Taste The Television: TTTV

Associate Professor [Homei Miyashita] from Meiji University’s School of Science and Technology in Tokyo has developed a new technology for reproducing taste on a television or monitor, a system called Taste the TV (TTTV). The team of researchers used taste sensors to sample a variety of foods, and came up with a palette of 10 different aerosol flavors which can be combined in various ratios. The taste is generated in a staging area at the top of the screen onto a thin plastic film, which is then scrolled down into position.

Possible applications shown in the video below the break include cooking programs, restaurant menus, and wine tasting events. We’re not quite sure how popular this would be to consumers. Tele-tasting a cooking show with friends would be inconvenient, if not unsanitary. We’re also not aware that current video interface protocols such as HDMI or ATSC include any provisions for senses other than sight and sound.

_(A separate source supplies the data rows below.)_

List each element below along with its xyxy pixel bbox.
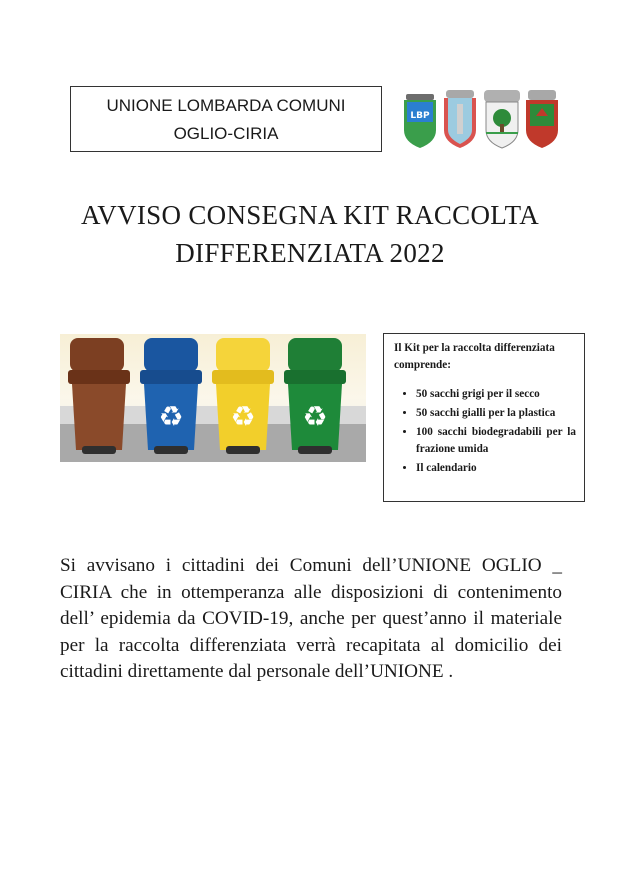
kit-item: • 100 sacchi biodegradabili per la frazione umida	[416, 424, 576, 458]
kit-item: • 50 sacchi grigi per il secco	[416, 386, 576, 403]
svg-text:♻: ♻	[230, 400, 256, 433]
organization-name-box	[70, 86, 382, 152]
svg-text:♻: ♻	[302, 400, 328, 433]
municipal-crests	[400, 86, 562, 152]
kit-contents-box	[383, 333, 585, 502]
notice-title-line2: DIFFERENZIATA 2022	[175, 238, 445, 268]
municipal-crest-icon	[444, 90, 476, 148]
municipal-crest-icon	[484, 90, 520, 148]
kit-item: • 50 sacchi gialli per la plastica	[416, 405, 576, 422]
yellow-recycle-bin-icon	[212, 338, 274, 454]
brown-bin-icon	[68, 338, 130, 454]
svg-text:♻: ♻	[158, 400, 184, 433]
kit-items-list	[394, 386, 576, 477]
kit-item: • Il calendario	[416, 460, 576, 477]
organization-name-line1: UNIONE LOMBARDA COMUNI	[106, 96, 346, 115]
notice-title	[40, 196, 580, 272]
waste-bins-illustration	[60, 334, 366, 462]
notice-body: Si avvisano i cittadini dei Comuni dell’UNIONE OGLIO _ CIRIA che in ottemperanza alle disposizioni di contenimento dell’ epidemia da COVID-19, anche per quest’anno il materiale per la raccolta differenziata verrà recapitata al domicilio dei cittadini direttamente dal personale dell’UNIONE .	[60, 555, 562, 682]
notice-title-line1: AVVISO CONSEGNA KIT RACCOLTA	[80, 200, 540, 230]
svg-text:LBP: LBP	[410, 111, 430, 121]
green-recycle-bin-icon	[284, 338, 346, 454]
kit-intro: Il Kit per la raccolta differenziata comprende:	[394, 342, 555, 371]
blue-recycle-bin-icon	[140, 338, 202, 454]
municipal-crest-icon	[526, 90, 558, 148]
municipal-crest-icon	[404, 94, 436, 148]
organization-name-line2: OGLIO-CIRIA	[173, 124, 279, 143]
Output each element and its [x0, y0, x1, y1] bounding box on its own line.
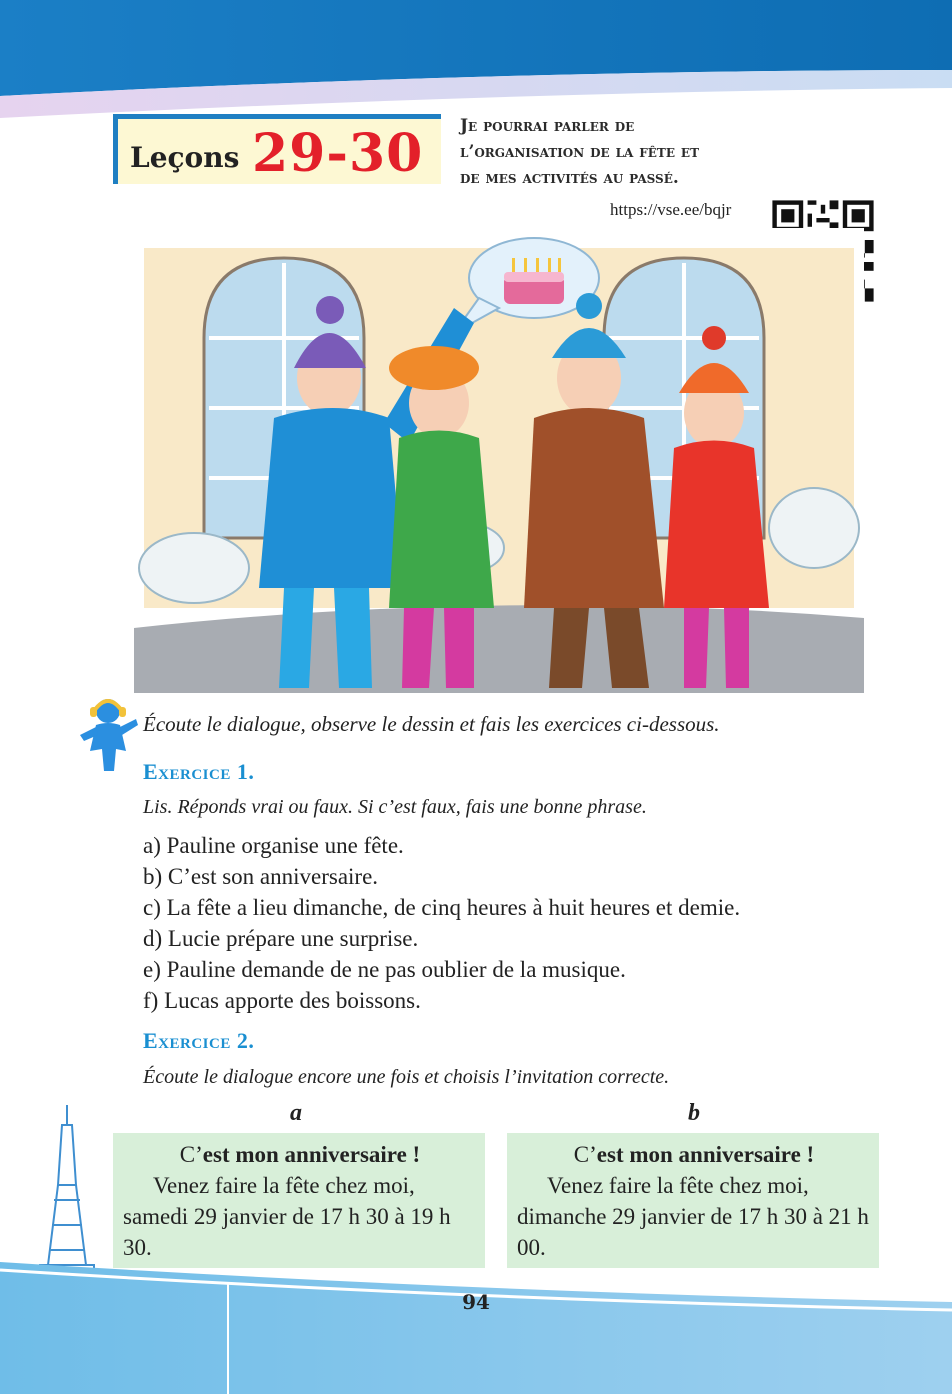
invitation-heading: [517, 1139, 871, 1170]
lesson-word: Leçons: [130, 141, 240, 174]
lesson-objective: [460, 113, 800, 191]
heading-prefix: C’: [179, 1142, 203, 1167]
objective-line: l’organisation de la fête et: [460, 142, 700, 162]
exercise2-title: Exercice 2.: [143, 1028, 255, 1053]
exercise1-list: [143, 830, 740, 1016]
invitation-card-a[interactable]: [113, 1133, 485, 1268]
headphones-figure-icon: [76, 695, 140, 773]
exercise1-title: Exercice 1.: [143, 759, 255, 784]
invitation-body: Venez faire la fête chez moi, samedi 29 janvier de 17 h 30 à 19 h 30.: [123, 1173, 451, 1260]
list-item: a) Pauline organise une fête.: [143, 833, 404, 858]
top-banner: [0, 0, 952, 125]
page-number: 94: [462, 1290, 490, 1314]
list-item: d) Lucie prépare une surprise.: [143, 926, 419, 951]
invitation-heading: [123, 1139, 477, 1170]
list-item: f) Lucas apporte des boissons.: [143, 988, 421, 1013]
lesson-number: 29-30: [252, 123, 424, 184]
heading-bold: est mon anniversaire !: [202, 1142, 421, 1167]
instruction-text: Écoute le dialogue, observe le dessin et fais les exercices ci-dessous.: [143, 712, 720, 736]
option-a-letter: a: [290, 1100, 302, 1126]
heading-bold: est mon anniversaire !: [596, 1142, 815, 1167]
list-item: b) C’est son anniversaire.: [143, 864, 379, 889]
exercise1-prompt: Lis. Réponds vrai ou faux. Si c’est faux, fais une bonne phrase.: [143, 796, 647, 818]
objective-line: de mes activités au passé.: [460, 168, 679, 188]
objective-line: Je pourrai parler de: [460, 116, 635, 136]
resource-link[interactable]: https://vse.ee/bqjr: [610, 200, 732, 219]
invitation-card-b[interactable]: [507, 1133, 879, 1268]
list-item: c) La fête a lieu dimanche, de cinq heures à huit heures et demie.: [143, 895, 741, 920]
list-item: e) Pauline demande de ne pas oublier de la musique.: [143, 957, 626, 982]
lesson-badge: [113, 114, 441, 184]
exercise2-prompt: Écoute le dialogue encore une fois et choisis l’invitation correcte.: [143, 1066, 670, 1088]
option-b-letter: b: [688, 1100, 700, 1126]
heading-prefix: C’: [573, 1142, 597, 1167]
bottom-banner: [0, 1262, 952, 1394]
children-winter-illustration: [134, 228, 864, 693]
invitation-body: Venez faire la fête chez moi, dimanche 29 janvier de 17 h 30 à 21 h 00.: [517, 1173, 869, 1260]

If you have access to scholarly journals, [Prof Miyashita] research paper on TTTV is available in the 34th Annual ACM Symposium on User Interface Software and Technology.

We’ve written about a couple of taste-generating projects before, see here and here.

18 thoughts on “Taste The Television: TTTV

  1. > We’re also not aware that current video interface protocols such as HDMI or ATSC include any provisions for senses other than sight and sound.

    HDMI 6.2 might support it, but the HDMI Licensing Authority, having ditched every standard made prior will likely insist on every new HDMI-capable device to be labelled HDMI 6.2 and you’ll have to trawl the alphabet soup to know if your shiny new television is TTTV-compliant.

  2. Lip smacking perfect for the pandemic, am I right? But what about kooties? Maybe make it operate by telepathy so there’s no contact? Anyone have Elon Musk’s phone number?

  3. There’s a place in the video stream for this information to live. Have the appliance that makes the flavoring look at a segment of the screen where a barcode would send it to the website for taste generating data and voila.

    Of course hacking it so everything tastes like Crap would be a fun thing to do.

    1. Ahh, but what does crap actually taste like?

      I could surmise from its smell, but I’ve never actually tasted it so I couldn’t be certain that what I was tasting indeed tasted like genuine crap.

      … and taste is subjective anyway, so you might suddenly start a whole new food craze.